1.删除hive/aux-lib 下phoenix依赖包的 phoenix-5.0.0-HBase-2.0-hive.jar 包后恢复.
怀疑是版本依赖问题,下载phoenix源码 ,切换到5.1分支,checkout 到Updating KEYS for rajeshbabu@apache.org ,也就是phoenix-5.0.0-hbase 2.0.0版本。

2.在源码pom.xml中可知 hadoop默认为3.0.0版本 ,hive 3.0.0 ,hbase 2.0.0

<!-- Hadoop Versions -->
<hbase.version>2.0.0</hbase.version>
<hadoop.version>3.0.0</hadoop.version>

<!-- Dependency versions -->
<commons-cli.version>1.4</commons-cli.version>
<hive.version>3.0.0</hive.version>

3.根据报错,查看3.0.0版本 NameNodeProxiesClient 类的createFailoverProxyProvider 方法的源码,对比3.1.3版本源码,找到问题了

if (checkPort && ((AbstractNNFailoverProxyProvider)providerNN).useLogicalURI()) {
    int port = nameNodeUri.getPort();
    if (port > 0 && port != 9820) {
        throw new IOException("Port " + port + " specified in URI " + nameNodeUri + " but host '" + nameNodeUri.getHost() + "' is a logical (HA) namenode and does not use port information.");
    }
}

问题原因:

由于phoenix-5.0.0-HBase-2.0 默认依赖的集群 版本hadoop为 3.0.0 ,并且这部分源码已经编译至phoenix-hive的包中。
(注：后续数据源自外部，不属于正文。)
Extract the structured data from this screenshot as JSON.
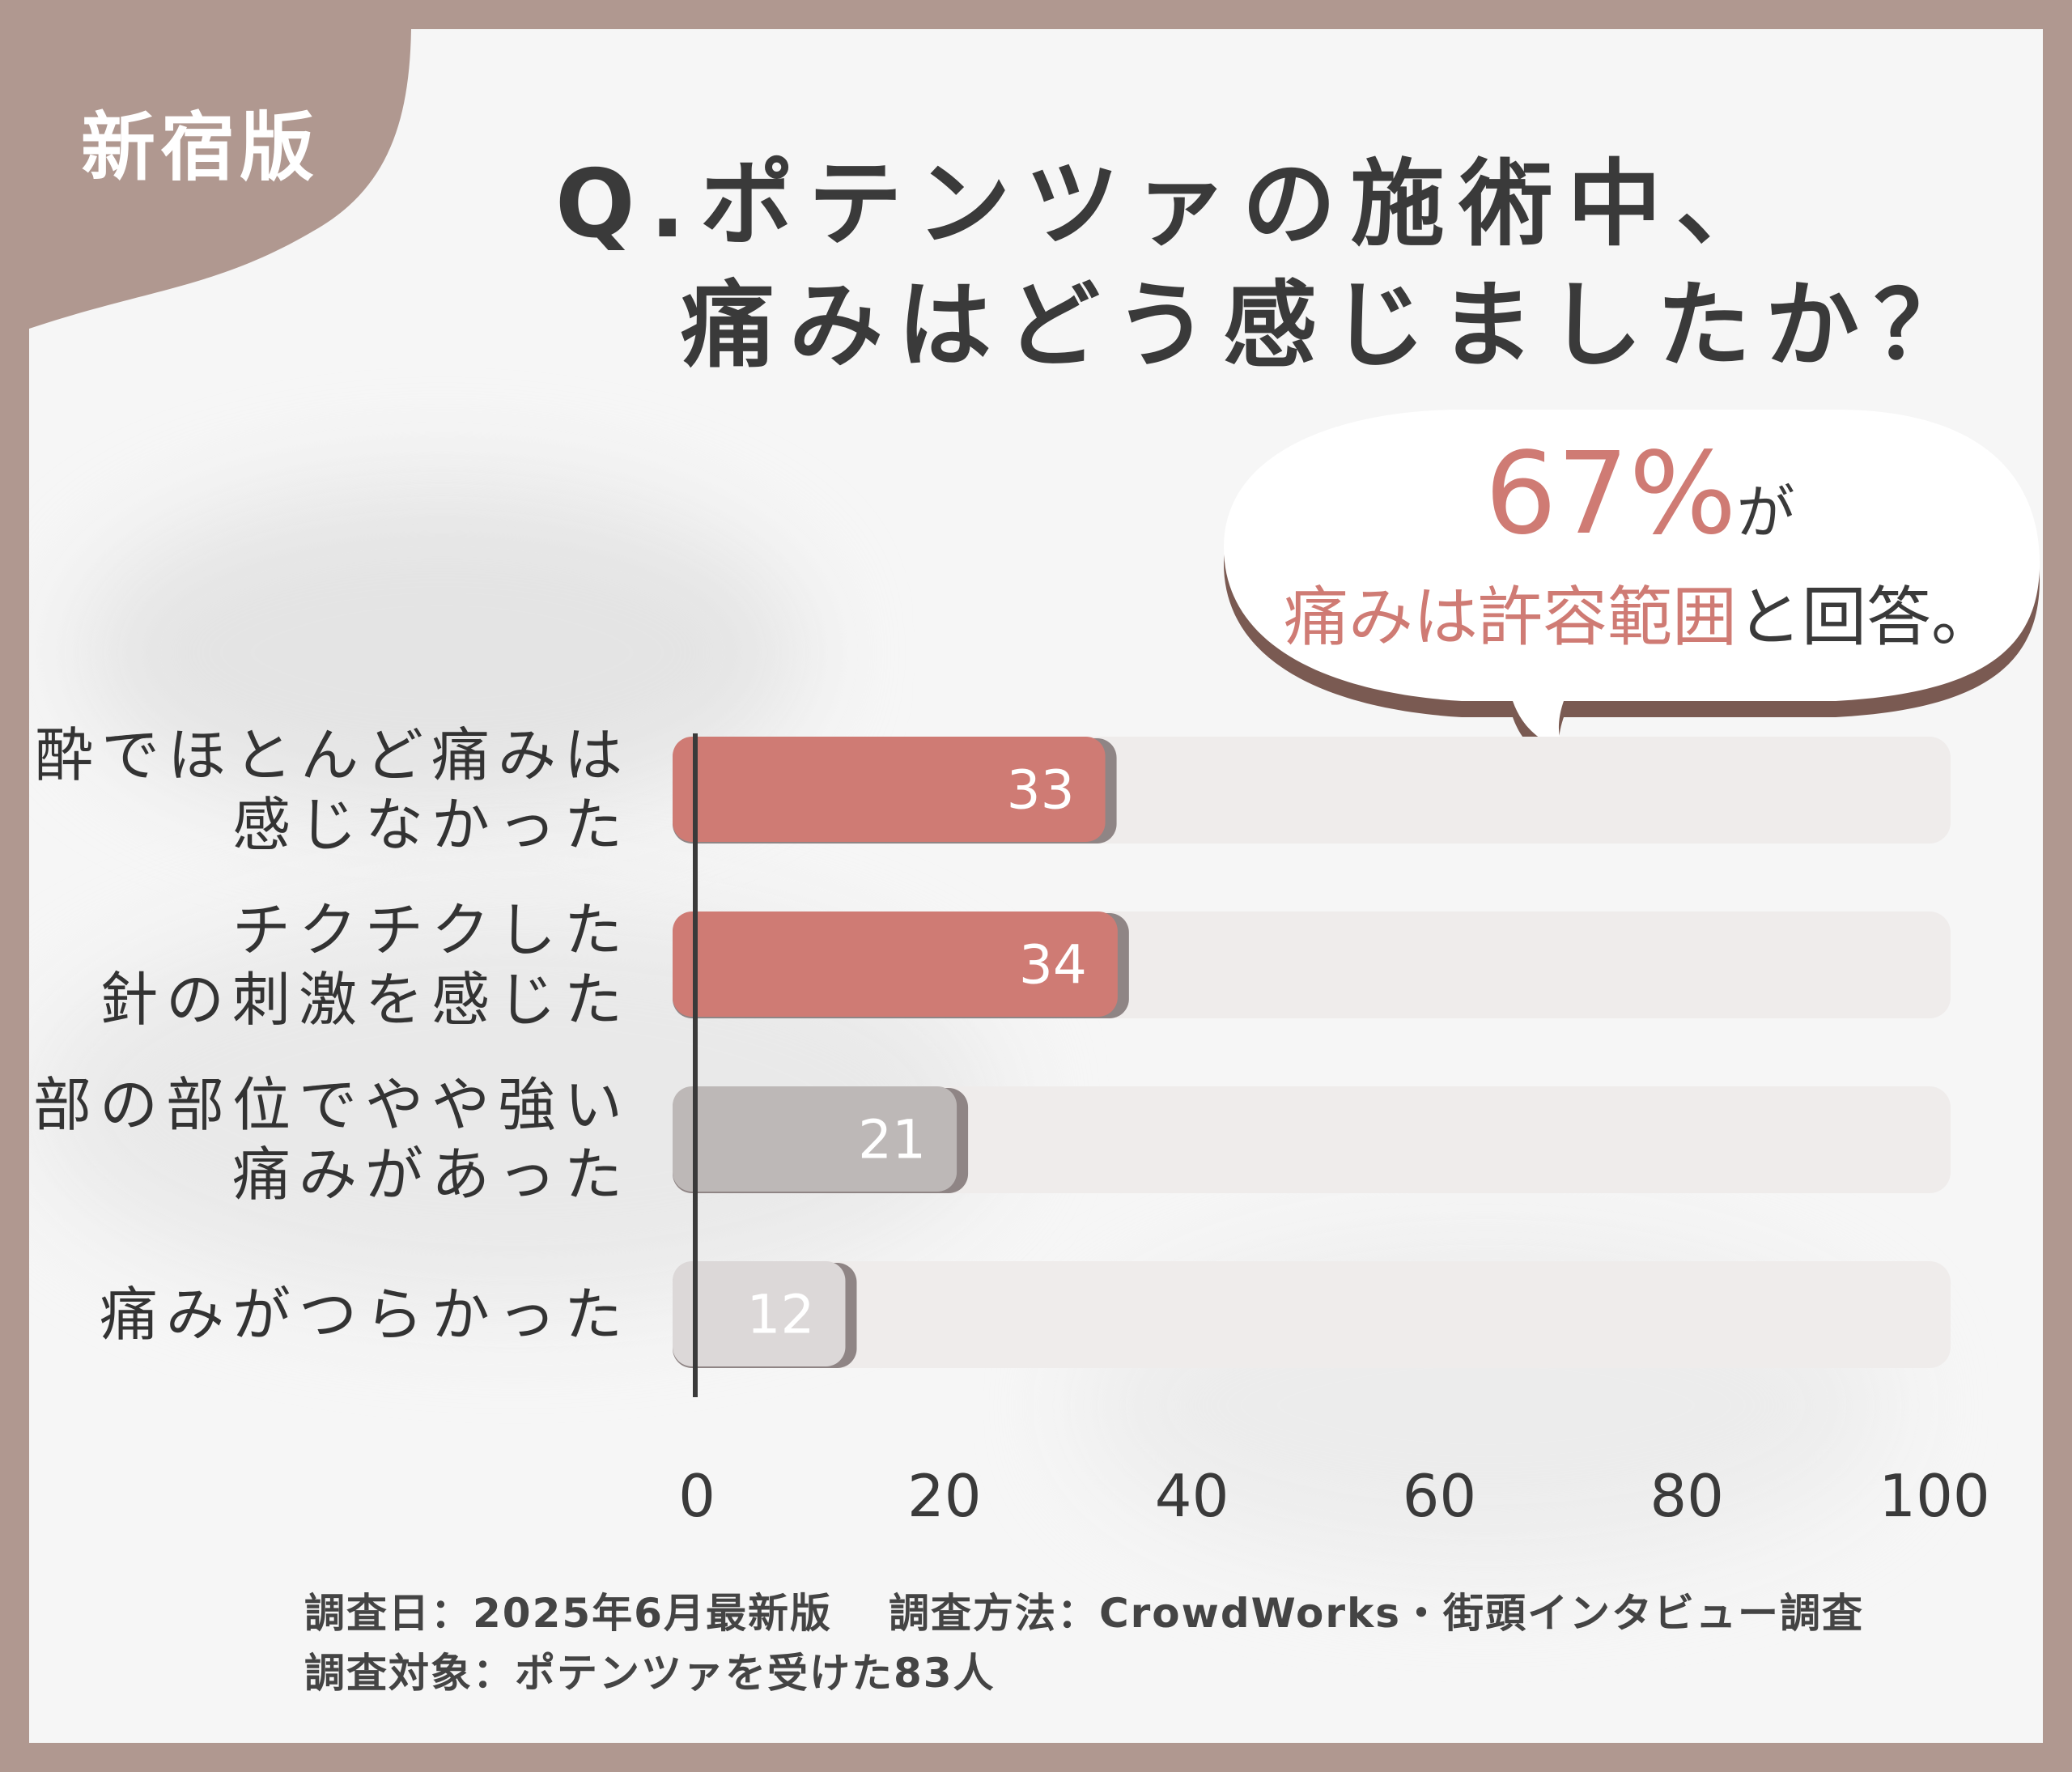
{
  "badge": {
    "label": "新宿版"
  },
  "title": {
    "line1": "Q.ポテンツァの施術中、",
    "line2": "痛みはどう感じましたか？"
  },
  "callout": {
    "percent": "67%",
    "percent_suffix": "が",
    "highlight": "痛みは許容範囲",
    "rest": "と回答。"
  },
  "footer": {
    "survey_date": "調査日：2025年6月最新版",
    "survey_method": "調査方法：CrowdWorks・街頭インタビュー調査",
    "survey_target": "調査対象：ポテンツァを受けた83人"
  },
  "chart_data": {
    "type": "bar",
    "orientation": "horizontal",
    "categories": [
      [
        "麻酔でほとんど痛みは",
        "感じなかった"
      ],
      [
        "チクチクした",
        "針の刺激を感じた"
      ],
      [
        "一部の部位でやや強い",
        "痛みがあった"
      ],
      [
        "痛みがつらかった"
      ]
    ],
    "values": [
      33,
      34,
      21,
      12
    ],
    "value_labels": [
      "33",
      "34",
      "21",
      "12"
    ],
    "xlim": [
      0,
      100
    ],
    "xticks": [
      0,
      20,
      40,
      60,
      80,
      100
    ],
    "bar_colors": [
      "#cf7b74",
      "#cf7b74",
      "#bdb8b7",
      "#dcd8d8"
    ],
    "track_color": "#efeceb",
    "grid": false,
    "legend": "none"
  },
  "colors": {
    "frame": "#b09890",
    "background": "#f6f6f6",
    "accent": "#cf7b74",
    "text": "#3a3a3a"
  }
}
而我们使用的hadoop版本为3.1.3 ,3.1.3的port 默认为8020,配置文件hdfs-site.xml同样指定了8020

<property>
    <name>dfs.namenode.rpc-address.mycluster.nn1</name>
    <value>xx01:8020</value>
  </property>
  <property>
    <name>dfs.namenode.rpc-address.mycluster.nn2</name>
    <value>xx02:8020</value>
  </property>

思考:配置文件中hdfs-site.xml同样指定了9820端口的话是否会规避这个报错?

解决方式:

为了根本解决这个问题,我们将pom.xml文件中的hadoop版本改为 3.1.3 重新编译…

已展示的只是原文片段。